I also use ASIO for EMU0404 and occasionally ASIO4All. I am not sure if this has any effect.
Secret Rabbit is probably the most processor-intensive program I've ever used when you use the option "sync best." It totally eats up my 2.4 GHz P4 and crashes my PC eventually at higher sampling rates, especially higher than 96kHz.One trick is to lower the "sync" options a notch or two below "sync best," which greatly reduces CPU usage. The next notch down sounds basically the same to my ears.
My AMD 2 GHz XP system happilly upsamples to 2496 with NO issues on sinc best. May be you have background services running.
is when I run into problems; unfortunately, 176.4 KHz is the only rate worth running IME.If you keep an eye on processor usage via Device manager, even with Sync Best 176.4 KHz, processor usage shows only 70-80% most of the time, but if you use it long enough, a spike in usage (for whatever reason, foobar or PC) can crash the PC.
Hey F,My 1.8 amd can do that too. It is when one jumps to 176 or 192 that things come unravelled.
Well, my 1.8 ghz machine (not my audio pc) cant go higher than 96, no matter what setting.One day I hope to get my 3.2 ghz pc and try it with that, but right now, the audio rig has the fanless 1ghz pc, and it doesn't do secret rabbit that well, i think 48 is the highest it can go.

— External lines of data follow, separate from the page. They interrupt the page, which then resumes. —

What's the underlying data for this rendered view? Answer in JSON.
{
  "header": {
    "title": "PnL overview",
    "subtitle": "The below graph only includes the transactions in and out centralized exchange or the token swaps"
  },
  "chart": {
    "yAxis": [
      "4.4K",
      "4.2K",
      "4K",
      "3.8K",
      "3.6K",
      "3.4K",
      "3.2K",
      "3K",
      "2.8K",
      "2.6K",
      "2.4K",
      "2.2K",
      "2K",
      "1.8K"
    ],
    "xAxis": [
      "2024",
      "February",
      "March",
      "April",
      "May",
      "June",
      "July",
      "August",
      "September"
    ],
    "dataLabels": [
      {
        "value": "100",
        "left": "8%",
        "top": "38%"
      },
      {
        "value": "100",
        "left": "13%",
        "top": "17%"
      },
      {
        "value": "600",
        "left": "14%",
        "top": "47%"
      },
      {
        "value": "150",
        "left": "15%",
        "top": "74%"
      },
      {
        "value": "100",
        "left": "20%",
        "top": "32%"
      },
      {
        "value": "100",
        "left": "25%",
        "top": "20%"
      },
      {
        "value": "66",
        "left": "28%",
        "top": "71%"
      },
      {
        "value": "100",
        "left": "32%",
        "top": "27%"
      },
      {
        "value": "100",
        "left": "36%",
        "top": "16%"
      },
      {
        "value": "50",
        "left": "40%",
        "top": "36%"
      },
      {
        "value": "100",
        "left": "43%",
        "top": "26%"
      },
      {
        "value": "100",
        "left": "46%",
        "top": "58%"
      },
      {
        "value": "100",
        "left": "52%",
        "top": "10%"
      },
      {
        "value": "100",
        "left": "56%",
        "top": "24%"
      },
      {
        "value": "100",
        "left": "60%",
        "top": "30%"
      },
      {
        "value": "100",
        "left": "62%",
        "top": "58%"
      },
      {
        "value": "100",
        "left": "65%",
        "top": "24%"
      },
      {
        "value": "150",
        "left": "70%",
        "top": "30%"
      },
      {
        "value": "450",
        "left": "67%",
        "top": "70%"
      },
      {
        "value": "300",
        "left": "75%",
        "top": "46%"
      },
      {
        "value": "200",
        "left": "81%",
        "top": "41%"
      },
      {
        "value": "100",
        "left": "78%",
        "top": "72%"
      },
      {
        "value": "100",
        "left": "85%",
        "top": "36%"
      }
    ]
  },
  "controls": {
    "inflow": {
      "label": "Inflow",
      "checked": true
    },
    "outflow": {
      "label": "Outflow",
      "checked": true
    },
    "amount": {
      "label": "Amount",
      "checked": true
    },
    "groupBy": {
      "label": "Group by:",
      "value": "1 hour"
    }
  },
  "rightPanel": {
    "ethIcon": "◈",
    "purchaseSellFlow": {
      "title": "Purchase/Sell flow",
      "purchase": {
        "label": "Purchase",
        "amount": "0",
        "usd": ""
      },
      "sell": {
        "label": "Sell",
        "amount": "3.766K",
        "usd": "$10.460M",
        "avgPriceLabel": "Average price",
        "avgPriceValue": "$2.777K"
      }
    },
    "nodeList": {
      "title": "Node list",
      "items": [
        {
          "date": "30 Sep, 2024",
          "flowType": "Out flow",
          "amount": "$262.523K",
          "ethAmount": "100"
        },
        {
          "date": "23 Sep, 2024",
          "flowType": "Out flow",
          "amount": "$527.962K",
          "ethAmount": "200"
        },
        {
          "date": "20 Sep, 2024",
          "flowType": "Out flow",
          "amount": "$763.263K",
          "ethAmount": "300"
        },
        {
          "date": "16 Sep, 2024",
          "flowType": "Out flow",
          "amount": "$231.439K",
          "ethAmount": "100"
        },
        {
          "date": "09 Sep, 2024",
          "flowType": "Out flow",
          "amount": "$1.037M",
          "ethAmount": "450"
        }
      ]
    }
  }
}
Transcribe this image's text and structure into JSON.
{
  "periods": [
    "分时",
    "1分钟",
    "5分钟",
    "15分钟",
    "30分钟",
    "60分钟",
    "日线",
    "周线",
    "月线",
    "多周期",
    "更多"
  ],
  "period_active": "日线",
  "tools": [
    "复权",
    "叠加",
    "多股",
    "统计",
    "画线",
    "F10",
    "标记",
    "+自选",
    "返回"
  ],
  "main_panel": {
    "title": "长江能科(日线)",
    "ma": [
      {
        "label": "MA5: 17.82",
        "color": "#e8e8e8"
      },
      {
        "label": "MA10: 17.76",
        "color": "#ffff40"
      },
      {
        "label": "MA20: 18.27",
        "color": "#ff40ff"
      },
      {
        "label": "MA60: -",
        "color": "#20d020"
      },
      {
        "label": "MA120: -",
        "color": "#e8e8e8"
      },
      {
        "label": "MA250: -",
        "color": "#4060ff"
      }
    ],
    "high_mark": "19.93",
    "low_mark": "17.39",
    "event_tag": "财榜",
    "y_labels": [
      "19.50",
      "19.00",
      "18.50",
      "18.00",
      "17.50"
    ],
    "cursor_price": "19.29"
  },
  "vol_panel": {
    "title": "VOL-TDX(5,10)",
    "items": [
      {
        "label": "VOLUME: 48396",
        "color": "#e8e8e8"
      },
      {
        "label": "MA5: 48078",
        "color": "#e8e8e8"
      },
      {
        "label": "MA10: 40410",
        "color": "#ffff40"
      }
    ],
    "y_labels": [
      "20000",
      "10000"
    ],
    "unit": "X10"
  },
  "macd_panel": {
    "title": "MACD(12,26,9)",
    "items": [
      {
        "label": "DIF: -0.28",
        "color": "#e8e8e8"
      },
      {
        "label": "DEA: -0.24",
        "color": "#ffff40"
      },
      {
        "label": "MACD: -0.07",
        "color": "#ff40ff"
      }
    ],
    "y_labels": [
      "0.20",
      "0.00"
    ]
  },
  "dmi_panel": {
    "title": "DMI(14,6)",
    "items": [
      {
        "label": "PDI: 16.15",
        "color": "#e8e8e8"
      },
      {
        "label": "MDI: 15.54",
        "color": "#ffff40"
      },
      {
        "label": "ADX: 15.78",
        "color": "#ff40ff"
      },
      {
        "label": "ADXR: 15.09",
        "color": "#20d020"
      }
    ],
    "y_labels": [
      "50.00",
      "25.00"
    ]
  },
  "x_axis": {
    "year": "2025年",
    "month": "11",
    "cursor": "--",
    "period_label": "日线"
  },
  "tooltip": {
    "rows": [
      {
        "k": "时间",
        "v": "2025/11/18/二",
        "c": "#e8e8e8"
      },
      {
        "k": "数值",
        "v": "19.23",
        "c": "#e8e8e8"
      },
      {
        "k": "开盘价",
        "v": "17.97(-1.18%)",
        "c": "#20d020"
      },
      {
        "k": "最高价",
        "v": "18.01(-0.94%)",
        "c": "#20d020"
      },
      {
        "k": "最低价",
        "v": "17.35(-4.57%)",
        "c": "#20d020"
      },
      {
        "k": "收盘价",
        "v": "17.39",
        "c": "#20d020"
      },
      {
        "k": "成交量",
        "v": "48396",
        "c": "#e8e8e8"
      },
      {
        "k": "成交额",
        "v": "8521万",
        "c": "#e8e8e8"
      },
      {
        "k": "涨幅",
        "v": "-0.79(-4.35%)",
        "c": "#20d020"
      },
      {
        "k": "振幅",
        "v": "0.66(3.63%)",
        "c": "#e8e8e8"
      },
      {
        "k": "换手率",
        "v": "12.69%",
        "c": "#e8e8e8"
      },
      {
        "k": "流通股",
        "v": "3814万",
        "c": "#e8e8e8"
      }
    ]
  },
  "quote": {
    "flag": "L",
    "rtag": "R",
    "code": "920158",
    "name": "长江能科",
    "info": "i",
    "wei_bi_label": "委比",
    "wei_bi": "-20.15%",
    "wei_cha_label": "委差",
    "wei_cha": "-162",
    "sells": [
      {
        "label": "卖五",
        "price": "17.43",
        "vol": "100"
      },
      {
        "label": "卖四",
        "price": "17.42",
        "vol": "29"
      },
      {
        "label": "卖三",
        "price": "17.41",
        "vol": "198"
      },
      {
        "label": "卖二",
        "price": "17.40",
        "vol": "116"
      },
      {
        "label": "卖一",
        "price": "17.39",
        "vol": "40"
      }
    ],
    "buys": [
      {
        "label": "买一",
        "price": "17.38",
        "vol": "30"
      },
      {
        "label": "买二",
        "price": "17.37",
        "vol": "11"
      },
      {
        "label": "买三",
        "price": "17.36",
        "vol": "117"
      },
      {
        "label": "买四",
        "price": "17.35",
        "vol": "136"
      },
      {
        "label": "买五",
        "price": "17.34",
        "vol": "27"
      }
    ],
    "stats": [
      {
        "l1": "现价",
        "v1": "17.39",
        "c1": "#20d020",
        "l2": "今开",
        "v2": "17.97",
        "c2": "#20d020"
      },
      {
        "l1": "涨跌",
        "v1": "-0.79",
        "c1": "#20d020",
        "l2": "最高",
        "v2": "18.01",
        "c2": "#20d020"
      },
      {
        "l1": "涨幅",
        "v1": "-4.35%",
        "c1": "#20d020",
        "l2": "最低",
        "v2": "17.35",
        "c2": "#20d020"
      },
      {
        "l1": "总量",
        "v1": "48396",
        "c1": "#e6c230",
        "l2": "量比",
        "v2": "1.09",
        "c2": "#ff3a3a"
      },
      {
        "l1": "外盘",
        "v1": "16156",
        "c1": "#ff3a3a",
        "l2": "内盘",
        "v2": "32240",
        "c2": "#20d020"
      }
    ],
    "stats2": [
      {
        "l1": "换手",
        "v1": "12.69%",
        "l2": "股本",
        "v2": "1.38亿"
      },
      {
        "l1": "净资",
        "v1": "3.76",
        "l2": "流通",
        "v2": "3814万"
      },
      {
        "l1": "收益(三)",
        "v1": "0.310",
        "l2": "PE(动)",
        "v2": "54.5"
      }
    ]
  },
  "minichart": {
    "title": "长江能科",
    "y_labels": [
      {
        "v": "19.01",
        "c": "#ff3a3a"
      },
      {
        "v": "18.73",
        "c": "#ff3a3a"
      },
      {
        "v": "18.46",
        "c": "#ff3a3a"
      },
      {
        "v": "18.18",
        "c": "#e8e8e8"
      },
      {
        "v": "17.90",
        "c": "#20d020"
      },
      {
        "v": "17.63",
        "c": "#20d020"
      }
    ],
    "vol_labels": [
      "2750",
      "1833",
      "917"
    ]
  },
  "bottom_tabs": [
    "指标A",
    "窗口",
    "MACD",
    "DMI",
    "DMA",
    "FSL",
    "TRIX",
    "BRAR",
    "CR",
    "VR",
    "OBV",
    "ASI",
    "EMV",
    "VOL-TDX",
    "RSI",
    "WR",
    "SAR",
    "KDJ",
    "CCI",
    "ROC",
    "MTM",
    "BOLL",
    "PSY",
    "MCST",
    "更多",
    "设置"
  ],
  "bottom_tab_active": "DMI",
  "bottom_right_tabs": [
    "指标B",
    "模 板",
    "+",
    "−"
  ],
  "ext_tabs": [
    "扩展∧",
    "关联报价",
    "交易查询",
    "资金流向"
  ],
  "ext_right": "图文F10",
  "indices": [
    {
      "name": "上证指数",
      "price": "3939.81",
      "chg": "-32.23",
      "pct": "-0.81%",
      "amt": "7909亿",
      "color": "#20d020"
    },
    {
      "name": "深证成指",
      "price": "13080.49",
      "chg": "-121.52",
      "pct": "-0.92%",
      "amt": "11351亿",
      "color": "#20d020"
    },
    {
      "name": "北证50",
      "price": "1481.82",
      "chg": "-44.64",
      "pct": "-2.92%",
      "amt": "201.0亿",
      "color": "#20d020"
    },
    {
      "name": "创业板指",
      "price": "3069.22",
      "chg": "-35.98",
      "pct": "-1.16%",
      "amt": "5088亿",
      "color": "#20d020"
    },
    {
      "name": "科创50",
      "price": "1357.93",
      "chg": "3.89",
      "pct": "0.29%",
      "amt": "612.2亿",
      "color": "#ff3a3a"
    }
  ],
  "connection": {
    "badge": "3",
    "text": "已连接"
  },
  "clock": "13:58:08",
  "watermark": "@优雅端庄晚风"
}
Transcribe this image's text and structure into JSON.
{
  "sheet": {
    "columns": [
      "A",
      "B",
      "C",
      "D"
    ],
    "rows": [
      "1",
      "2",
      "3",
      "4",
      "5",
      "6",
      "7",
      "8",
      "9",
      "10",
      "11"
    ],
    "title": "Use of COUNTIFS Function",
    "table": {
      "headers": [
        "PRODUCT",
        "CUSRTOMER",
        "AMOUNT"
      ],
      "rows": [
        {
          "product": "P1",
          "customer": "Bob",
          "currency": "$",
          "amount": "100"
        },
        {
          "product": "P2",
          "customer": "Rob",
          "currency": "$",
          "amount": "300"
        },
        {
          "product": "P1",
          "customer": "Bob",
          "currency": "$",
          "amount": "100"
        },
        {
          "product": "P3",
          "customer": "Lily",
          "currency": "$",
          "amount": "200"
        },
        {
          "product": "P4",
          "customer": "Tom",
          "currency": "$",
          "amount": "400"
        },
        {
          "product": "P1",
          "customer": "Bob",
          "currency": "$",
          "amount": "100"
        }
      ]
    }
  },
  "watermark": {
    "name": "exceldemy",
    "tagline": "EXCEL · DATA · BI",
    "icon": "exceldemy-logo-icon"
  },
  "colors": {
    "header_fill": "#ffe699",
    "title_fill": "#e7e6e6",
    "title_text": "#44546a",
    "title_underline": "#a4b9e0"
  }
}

I believe my older Toshiba laptop has 1.4GHz Pentium. It runs 24/96 fine with SRC. Have you turned off everything else? Try looking at running processes to see what is hogging the PCU cycles - use CNTRL-ALT-DEL.
Thanks. It has been a while since I moved, but the system is not up and running.I think though that I rmember trying to track things down, and nothing else was hogging any resources, just Foobar. But, I will look again.
Besides eac and foobar, there are no additional programs installed, and I have stopped as many services as I konw how to. But, this is good advice, and I will look into it.ALso it just dawned on me, but my pc is not amd or intel based, but uses a via processor. I remember reading that that cpu is not good at multi video apps, so maybe its performance is skewed??
It's 176.4 or above that REALLY cause problems!
In my experience cpu and latency as well as abscence of significant background program and usb activity.
Thanks Fmak.Not the answer I hoped, but the one I expected.
I am sold on upsampling thru' software over hardware src chips but not over properly designed boxes such as the dCS972 (programmed hardware).You always have the choice of upsampling thru' Audition 2 (Cooledit) prior to playing. Sounds good.